Я скорбно признался:

— Никем я не полон, ничто не тешит. И это тревожит.

— Я снова, выходит, попал в пересменку, — лирически вздохнул Мельхиоров.

Я сказал:

— Может, оно и к лучшему. Каждое новое знакомство связано с внезапными взрывами — либо происходящими в мире, либо — в моей собственной жизни. Никак не пойму, что безопасней.

— Сикамбр, ты — мистик? Это приятно. Мистики — люди особого склада. Не буду скрывать — пусть это нескромно — и сам я не чужд такой консистенции.

— Учитель, — спросил я, — что означает такая странная закономерность?

— Мистик не должен анализировать, — жестко произнес Мельхиоров, — мистик прислушивается к судьбе. Твоя удача или неудача — оценка зависит от взгляда на вещи — в том, что твоя психосфера сейсмична. Женщина — это тот сигнал, который тебе посылает почва, предупреждая о переменах и важных тектонических сдвигах. Но, может быть, не только сигнал. Возможно, что женщина — это твой щит. Приходит в предвиденье катастрофы и заслоняет тебя собой.

— Да, но она ее и притягивает.

— Такая двухполюсность тоже возможна. Важно лишь, какой полюс сильнее. Это как в шахматах — взрыв позиции может быть твоим шансом спастись.

Мы заговорили о шахматах. Я спросил, кто станет соперником Карпова.

— Соперником Карпова будет Каспаров, — уверенно изрек Мельхиоров. — Есть такой шустрый бакинский мальчик. Не завтра. Но каждый миг он усиливается. Да, Карпов могуч и ведает тайны, кроме того, он вошел в зрелость, читает позицию, как никто. Но в мальчике — адская музыкальность. Не только бесовское чувство ритма — он ощущает каждый мотив, который вдруг начинает звучать по ходу меняющейся обстановки. А музыка шахматной доски — я все внушал вам — особая музыка. Либо она в тебе отзывается и ты попадаешь в ее поток и не боишься ему довериться, либо ты глух и делаешь ход из здравых общих соображений. Но этого мало, трагически мало, чтобы извлечь из позиции корень. А в мальчике есть этот камертон, он резонирует непроизвольно. Ну и — само собой — Юг, кураж, молодость, колдовская молодость! Это не то, что твой собеседник, который превращается в пепел.

Я начал усиленно возражать:

— По-моему, вы — в отличной форме. А что касается тайны шахмат, то вы ее чуете лучше многих.

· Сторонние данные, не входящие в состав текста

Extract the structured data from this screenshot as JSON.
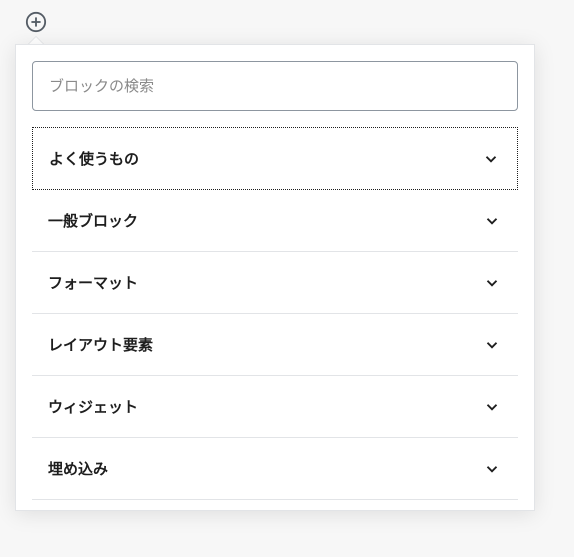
{
  "search": {
    "placeholder": "ブロックの検索"
  },
  "categories": [
    {
      "label": "よく使うもの",
      "selected": true
    },
    {
      "label": "一般ブロック",
      "selected": false
    },
    {
      "label": "フォーマット",
      "selected": false
    },
    {
      "label": "レイアウト要素",
      "selected": false
    },
    {
      "label": "ウィジェット",
      "selected": false
    },
    {
      "label": "埋め込み",
      "selected": false
    }
  ]
}
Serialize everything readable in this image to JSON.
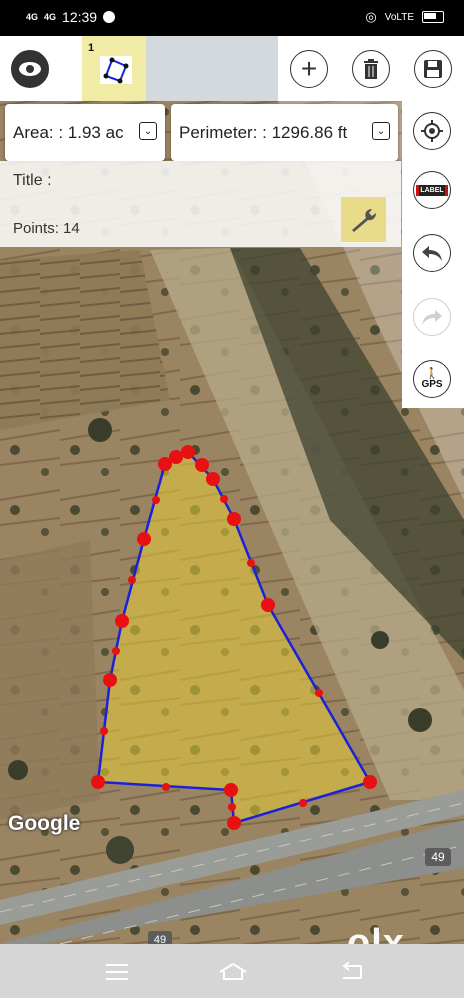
{
  "status_bar": {
    "time": "12:39",
    "network_1": "4G",
    "network_2": "4G",
    "volte": "VoLTE"
  },
  "toolbar": {
    "shape_tab_number": "1"
  },
  "measurements": {
    "area": "Area: : 1.93 ac",
    "perimeter": "Perimeter: : 1296.86 ft"
  },
  "info": {
    "title": "Title :",
    "points": "Points: 14"
  },
  "side_panel": {
    "label_text": "LABEL",
    "gps_text": "GPS"
  },
  "map": {
    "attribution": "Google",
    "road_shield_1": "49",
    "road_shield_2": "49",
    "polygon_fill": "#e6cc3a",
    "polygon_stroke": "#1a22d8",
    "vertex_color": "#e81010"
  },
  "watermark": "olx"
}
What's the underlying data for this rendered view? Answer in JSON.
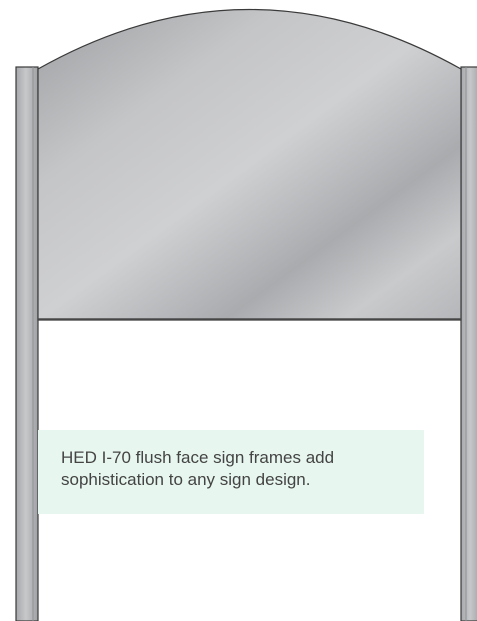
{
  "caption": {
    "text": "HED I-70 flush face sign frames add sophistication to any sign design."
  },
  "colors": {
    "caption_background": "#e7f6ef",
    "caption_text": "#444444",
    "post_fill": "#b9babc",
    "panel_light": "#c9cacc",
    "panel_dark": "#9c9ea1"
  }
}
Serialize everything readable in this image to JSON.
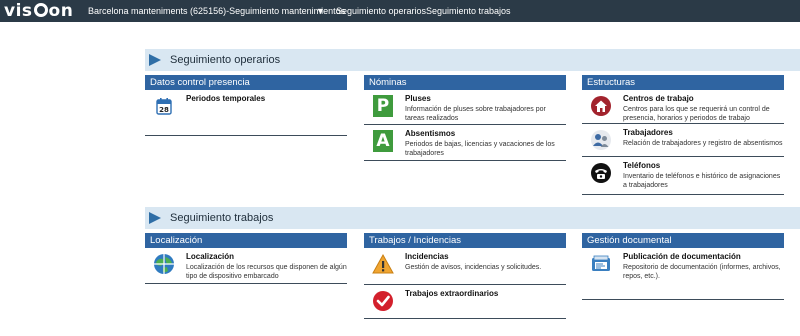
{
  "topbar": {
    "brand": "vision",
    "context_label": "Barcelona manteniments (625156)-Seguimiento mantenimientos",
    "caret_icon": "caret-down-icon",
    "nav_items": [
      "Seguimiento operarios",
      "Seguimiento trabajos"
    ]
  },
  "sections": [
    {
      "title": "Seguimiento operarios",
      "columns": [
        {
          "header": "Datos control presencia",
          "items": [
            {
              "icon": "calendar-icon",
              "title": "Periodos temporales",
              "desc": ""
            }
          ]
        },
        {
          "header": "Nóminas",
          "items": [
            {
              "icon": "letter-p-icon",
              "title": "Pluses",
              "desc": "Información de pluses sobre trabajadores por tareas realizados"
            },
            {
              "icon": "letter-a-icon",
              "title": "Absentismos",
              "desc": "Periodos de bajas, licencias y vacaciones de los trabajadores"
            }
          ]
        },
        {
          "header": "Estructuras",
          "items": [
            {
              "icon": "workplace-icon",
              "title": "Centros de trabajo",
              "desc": "Centros para los que se requerirá un control de presencia, horarios y periodos de trabajo"
            },
            {
              "icon": "workers-icon",
              "title": "Trabajadores",
              "desc": "Relación de trabajadores y registro de absentismos"
            },
            {
              "icon": "telephone-icon",
              "title": "Teléfonos",
              "desc": "Inventario de teléfonos e histórico de asignaciones a trabajadores"
            }
          ]
        }
      ]
    },
    {
      "title": "Seguimiento trabajos",
      "columns": [
        {
          "header": "Localización",
          "items": [
            {
              "icon": "globe-icon",
              "title": "Localización",
              "desc": "Localización de los recursos que disponen de algún tipo de dispositivo embarcado"
            }
          ]
        },
        {
          "header": "Trabajos / Incidencias",
          "items": [
            {
              "icon": "warning-icon",
              "title": "Incidencias",
              "desc": "Gestión de avisos, incidencias y solicitudes."
            },
            {
              "icon": "checkmark-icon",
              "title": "Trabajos extraordinarios",
              "desc": ""
            }
          ]
        },
        {
          "header": "Gestión documental",
          "items": [
            {
              "icon": "documents-icon",
              "title": "Publicación de documentación",
              "desc": "Repositorio de documentación (informes, archivos, repos, etc.)."
            }
          ]
        }
      ]
    }
  ],
  "colors": {
    "topbar_bg": "#2b3a47",
    "section_bar_bg": "#d9e7f2",
    "column_header_bg": "#2f64a1",
    "accent_arrow": "#2f6ea6",
    "letter_icon_green": "#3f9b3d"
  }
}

Мельхиоров покачал головой.

— «Отныне с рубежа на поприще гляжу и скромно кланяюсь прохожим», — продекламировал он печально. — Годы не проходят бесследно. Я больше умею, но меньше могу. Чертова старость! Она все ближе. Верхняя губа исчезает, словно уходит куда-то в песок, словно погружается в воду, словно всасывает ее злобно чвакающее болото. Не мне грустить о былой красоте, а все же анафемски это обидно! Ты помнишь, как жрали меня комары, я плакался о том тебе в Юрмале. Теперь они меня не едят, ушла из меня вся моя сладость. Что делать? Не зря говорят тинейджеры: мир — шар, а солнце — фонарь. Вот и все.

Так эпически говорил Мельхиоров, и я не знал, как утешить Учителя, вернуть ему боевой задор. Возможно, в том и был его умысел — слушая его скорбную речь, я вдруг забыл о своем нытье.

Утром следующего дня — солнце, впрочем, уже раскалилось — ко мне пришла журналистка 3. Веская. Ее натравил на меня мой приятель, которому я не мог отказать.

Зоя Веская была долговяза, угловата, но весьма миловидна. Впрочем, девушке в двадцать три года от роду совсем несложно быть привлекательной. Ее напористость и решительность были много выше обычных кондиций. Ей занадобилась моя консультация. Одна семья делила наследство. И — нужно ей отдать справедливость — оказалась незаурядным гадюшником. Зоя Веская точила перо, готовясь заклеймить эту свору.

Я сказал, что история заурядная. При делении наследства звереют. Немногие сохраняют достоинство. Особенно когда нет завещания. Но и оно не помеха разборкам. Я, разумеется, ей проясню, какие претензии справедливы, какие беспочвенны и бесплодны.

Она сказала, что дело не в этом. Права наследников ей — без разницы. Она бы хотела провентилировать принципиальную проблему. Эта история — только повод. В своей статье, даже в цикле статей, она собралась поставить вопрос об отмене института наследства.

Гром и молния! Я потерял равновесие. А вернув его, попросил разъяснений.

Зоя Веская, видимо, все продумала. Говорила она короткими фразами, заряженными порохом и энергией. При этом рукой рассекала воздух. Казалось, что она рубит головы тем, кто осмелился ей возразить. В желтых зрачках мерцал фанатизм.